Dolphin-2.6-Phi-2
Property | Value |
---|---|
Parameter Count | 2.78B |
License | MIT |
Tensor Type | FP16 |
Training Time | 2 days on 4x A100s |
Training Method | qLoRA and Axolotl |
What is dolphin-2_6-phi-2?
Dolphin-2.6-Phi-2 is an advanced language model based on Microsoft's Phi-2 architecture, specifically designed to be uncensored and highly compliant while maintaining strong performance across various tasks. This iteration includes significant improvements in training configuration and carefully curated datasets for enhanced quality and capabilities.
Implementation Details
The model utilizes the ChatML prompt format and was trained for 3 epochs using qLoRA and Axolotl framework. It incorporates seven diverse datasets including Dolphin, Airoboros, Magicoder, and Capybara, creating a well-rounded knowledge base for various applications.
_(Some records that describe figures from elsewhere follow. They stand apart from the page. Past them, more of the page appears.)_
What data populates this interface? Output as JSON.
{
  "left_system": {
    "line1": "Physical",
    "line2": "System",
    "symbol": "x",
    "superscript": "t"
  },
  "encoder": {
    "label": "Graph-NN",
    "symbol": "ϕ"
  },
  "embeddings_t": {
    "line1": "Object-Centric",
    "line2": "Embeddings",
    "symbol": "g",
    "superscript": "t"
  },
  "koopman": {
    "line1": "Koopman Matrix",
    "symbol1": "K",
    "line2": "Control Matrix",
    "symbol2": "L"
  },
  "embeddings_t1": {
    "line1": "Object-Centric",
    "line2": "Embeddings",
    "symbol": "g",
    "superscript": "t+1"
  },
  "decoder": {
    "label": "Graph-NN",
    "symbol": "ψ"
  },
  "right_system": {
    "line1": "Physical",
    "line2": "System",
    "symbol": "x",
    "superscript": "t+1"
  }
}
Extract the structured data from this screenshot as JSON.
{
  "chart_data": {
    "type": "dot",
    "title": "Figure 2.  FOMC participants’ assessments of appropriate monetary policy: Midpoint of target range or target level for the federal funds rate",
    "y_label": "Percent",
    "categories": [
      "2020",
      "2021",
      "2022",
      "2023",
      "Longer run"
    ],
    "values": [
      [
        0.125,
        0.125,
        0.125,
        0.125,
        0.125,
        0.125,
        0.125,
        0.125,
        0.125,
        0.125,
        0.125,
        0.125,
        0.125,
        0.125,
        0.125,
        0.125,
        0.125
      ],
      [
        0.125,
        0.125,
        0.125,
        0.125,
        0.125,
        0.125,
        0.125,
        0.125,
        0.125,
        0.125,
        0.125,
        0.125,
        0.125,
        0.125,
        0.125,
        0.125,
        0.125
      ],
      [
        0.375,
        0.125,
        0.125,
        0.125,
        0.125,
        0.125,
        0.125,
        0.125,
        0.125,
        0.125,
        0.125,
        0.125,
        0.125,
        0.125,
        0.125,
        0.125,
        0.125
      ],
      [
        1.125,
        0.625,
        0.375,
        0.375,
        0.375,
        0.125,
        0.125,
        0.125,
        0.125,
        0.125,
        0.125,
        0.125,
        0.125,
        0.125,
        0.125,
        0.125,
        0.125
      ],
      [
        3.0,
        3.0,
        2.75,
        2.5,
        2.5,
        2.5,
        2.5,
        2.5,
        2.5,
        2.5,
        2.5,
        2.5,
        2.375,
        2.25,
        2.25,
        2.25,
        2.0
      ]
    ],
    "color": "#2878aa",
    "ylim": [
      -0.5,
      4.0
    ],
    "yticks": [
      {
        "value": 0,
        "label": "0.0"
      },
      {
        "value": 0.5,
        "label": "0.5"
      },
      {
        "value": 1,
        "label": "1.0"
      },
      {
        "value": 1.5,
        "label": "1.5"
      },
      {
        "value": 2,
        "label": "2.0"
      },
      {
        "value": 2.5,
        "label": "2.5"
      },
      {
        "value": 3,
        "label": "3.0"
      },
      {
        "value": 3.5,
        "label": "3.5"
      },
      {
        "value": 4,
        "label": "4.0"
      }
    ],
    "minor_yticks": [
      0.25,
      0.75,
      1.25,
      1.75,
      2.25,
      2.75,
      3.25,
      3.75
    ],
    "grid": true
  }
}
- Benchmark Performance: 61.7% average across major metrics
- Enhanced training configuration for improved quality
- Integrated empathy data from Samantha-based datasets
- Replaced certain datasets with Capybara for better performance
Core Capabilities
- Strong performance in reasoning tasks (ARC: 59.81%)
- Excellent common sense understanding (HellaSwag: 74.65%)
- Robust mathematical reasoning (GSM8K: 58.07%)
- Enhanced empathy and conversational abilities
- Compliance with complex instructions
Frequently Asked Questions
Q: What makes this model unique?
This model stands out for its uncensored nature combined with high compliance, making it suitable for research and controlled environments. It's specifically designed to be adaptable to custom alignment layers while maintaining strong performance across various benchmarks.
Q: What are the recommended use cases?
The model excels in conversational AI, code generation, and general instruction-following tasks. However, due to its uncensored nature, it requires implementation of appropriate alignment layers before deployment in production environments.